Tabitha Brown, of Somers Point, believes it is more dangerous in the United States for a black person than a white person. She said she wants to be part of opposing racism, saying she regularly encounters racist people at the fast-food restaurant where she works.
Along the route, Laura Stokes, the wife of the pastor, walked with her son, Jesse Stokes. She said she had heard so many things from those for and against the Black Lives Matter movement that she wanted to see for herself.
“We thought we’d see what the vibe is,” she said.
She said she was pleased with the turnout and the crowd, adding that she soon met someone she knew, Pastor Steve Rahter of Praise Tabernacle in Atlantic County. He said it is a diverse congregation, and he felt it was important to participate in the event.
“We’re here for righteousness,” he said.
The protesters kneeled in front of the police building for nine minutes, roughly the amount of time Minneapolis Officer Derek Chauvin can be seen in a cell phone video with his knee on the back of George Floyd’s neck while Floyd was handcuffed on suspicion of using counterfeit money.
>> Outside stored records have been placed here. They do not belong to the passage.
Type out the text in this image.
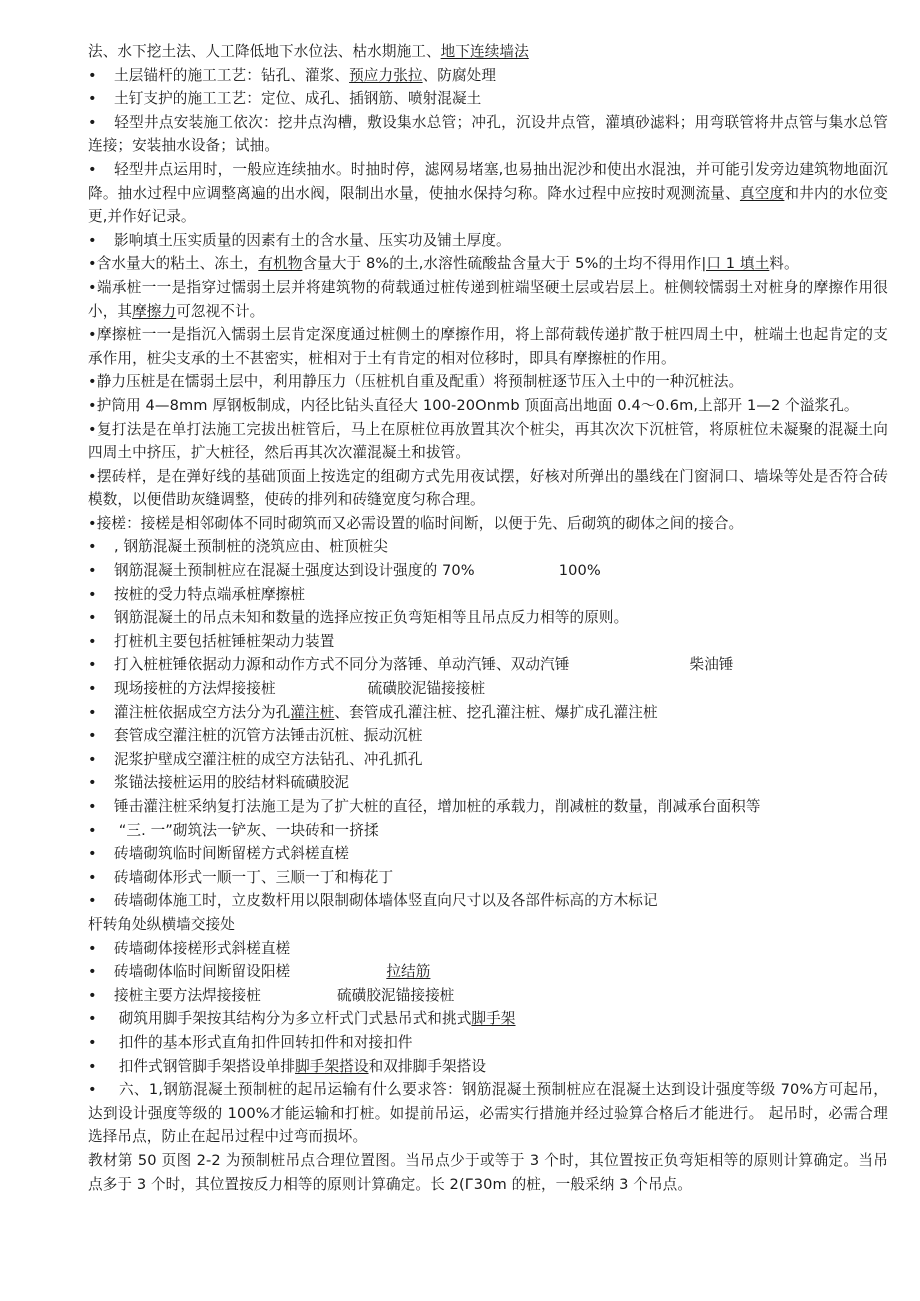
法、水下挖土法、人工降低地下水位法、枯水期施工、地下连续墙法
• 土层锚杆的施工工艺：钻孔、灌浆、预应力张拉、防腐处理
• 土钉支护的施工工艺：定位、成孔、插钢筋、喷射混凝土
• 轻型井点安装施工依次：挖井点沟槽，敷设集水总管；冲孔，沉设井点管，灌填砂滤料；用弯联管将井点管与集水总管连接；安装抽水设备；试抽。
• 轻型井点运用时，一般应连续抽水。时抽时停，滤网易堵塞,也易抽出泥沙和使出水混浊，并可能引发旁边建筑物地面沉降。抽水过程中应调整离遍的出水阀，限制出水量，使抽水保持匀称。降水过程中应按时观测流量、真空度和井内的水位变更,并作好记录。
• 影响填土压实质量的因素有土的含水量、压实功及铺土厚度。
•含水量大的粘土、冻土，有机物含量大于 8%的土,水溶性硫酸盐含量大于 5%的土均不得用作|口 1 填土料。
•端承桩一一是指穿过懦弱土层并将建筑物的荷载通过桩传递到桩端坚硬土层或岩层上。桩侧较懦弱土对桩身的摩擦作用很小，其摩擦力可忽视不计。
•摩擦桩一一是指沉入懦弱土层肯定深度通过桩侧土的摩擦作用，将上部荷载传递扩散于桩四周土中，桩端土也起肯定的支承作用，桩尖支承的土不甚密实，桩相对于土有肯定的相对位移时，即具有摩擦桩的作用。
•静力压桩是在懦弱土层中，利用静压力（压桩机自重及配重）将预制桩逐节压入土中的一种沉桩法。
•护筒用 4—8mm 厚钢板制成，内径比钻头直径大 100-20Onmb 顶面高出地面 0.4～0.6m,上部开 1—2 个溢浆孔。
•复打法是在单打法施工完拔出桩管后，马上在原桩位再放置其次个桩尖，再其次次下沉桩管，将原桩位未凝聚的混凝土向四周土中挤压，扩大桩径，然后再其次次灌混凝土和拔管。
•摆砖样，是在弹好线的基础顶面上按选定的组砌方式先用夜试摆，好核对所弹出的墨线在门窗洞口、墙垛等处是否符合砖模数，以便借助灰缝调整，使砖的排列和砖缝宽度匀称合理。
•接槎：接槎是相邻砌体不同时砌筑而又必需设置的临时间断，以便于先、后砌筑的砌体之间的接合。
• , 钢筋混凝土预制桩的浇筑应由、桩顶桩尖
• 钢筋混凝土预制桩应在混凝土强度达到设计强度的 70%	100%
• 按桩的受力特点端承桩摩擦桩
• 钢筋混凝土的吊点未知和数量的选择应按正负弯矩相等且吊点反力相等的原则。
• 打桩机主要包括桩锤桩架动力装置
• 打入桩桩锤依据动力源和动作方式不同分为落锤、单动汽锤、双动汽锤	柴油锤
• 现场接桩的方法焊接接桩	硫磺胶泥锚接接桩
• 灌注桩依据成空方法分为孔灌注桩、套管成孔灌注桩、挖孔灌注桩、爆扩成孔灌注桩
• 套管成空灌注桩的沉管方法锤击沉桩、振动沉桩
• 泥浆护壁成空灌注桩的成空方法钻孔、冲孔抓孔
• 浆锚法接桩运用的胶结材料硫磺胶泥
• 锤击灌注桩采纳复打法施工是为了扩大桩的直径，增加桩的承载力，削减桩的数量，削减承台面积等
• “三. 一”砌筑法一铲灰、一块砖和一挤揉
• 砖墙砌筑临时间断留槎方式斜槎直槎
• 砖墙砌体形式一顺一丁、三顺一丁和梅花丁
• 砖墙砌体施工时，立皮数杆用以限制砌体墙体竖直向尺寸以及各部件标高的方木标记
杆转角处纵横墙交接处
• 砖墙砌体接槎形式斜槎直槎
• 砖墙砌体临时间断留设阳槎	拉结筋
• 接桩主要方法焊接接桩	硫磺胶泥锚接接桩
• 砌筑用脚手架按其结构分为多立杆式门式悬吊式和挑式脚手架
• 扣件的基本形式直角扣件回转扣件和对接扣件
• 扣件式钢管脚手架搭设单排脚手架搭设和双排脚手架搭设
• 六、1,钢筋混凝土预制桩的起吊运输有什么要求答：钢筋混凝土预制桩应在混凝土达到设计强度等级 70%方可起吊，达到设计强度等级的 100%才能运输和打桩。如提前吊运，必需实行措施并经过验算合格后才能进行。 起吊时，必需合理选择吊点，防止在起吊过程中过弯而损坏。
教材第 50 页图 2-2 为预制桩吊点合理位置图。当吊点少于或等于 3 个时，其位置按正负弯矩相等的原则计算确定。当吊点多于 3 个时，其位置按反力相等的原则计算确定。长 2(Г30m 的桩，一般采纳 3 个吊点。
Chauvin has since been charged with third-degree murder, but Floyd’s death sparked protests around the country and beyond, with some cities descending into full-scale civil unrest and night after night of looting, vandalism, fires and running battles with police.
At the end of the nine minutes, someone shouted “Say his name” and the crowd called back a roar of “George Floyd.” Many later lay down in the street.
By 4 p.m., it all seemed to be over. Police reopened the street, traffic returned to normal and participants began the long walk back over the bridge.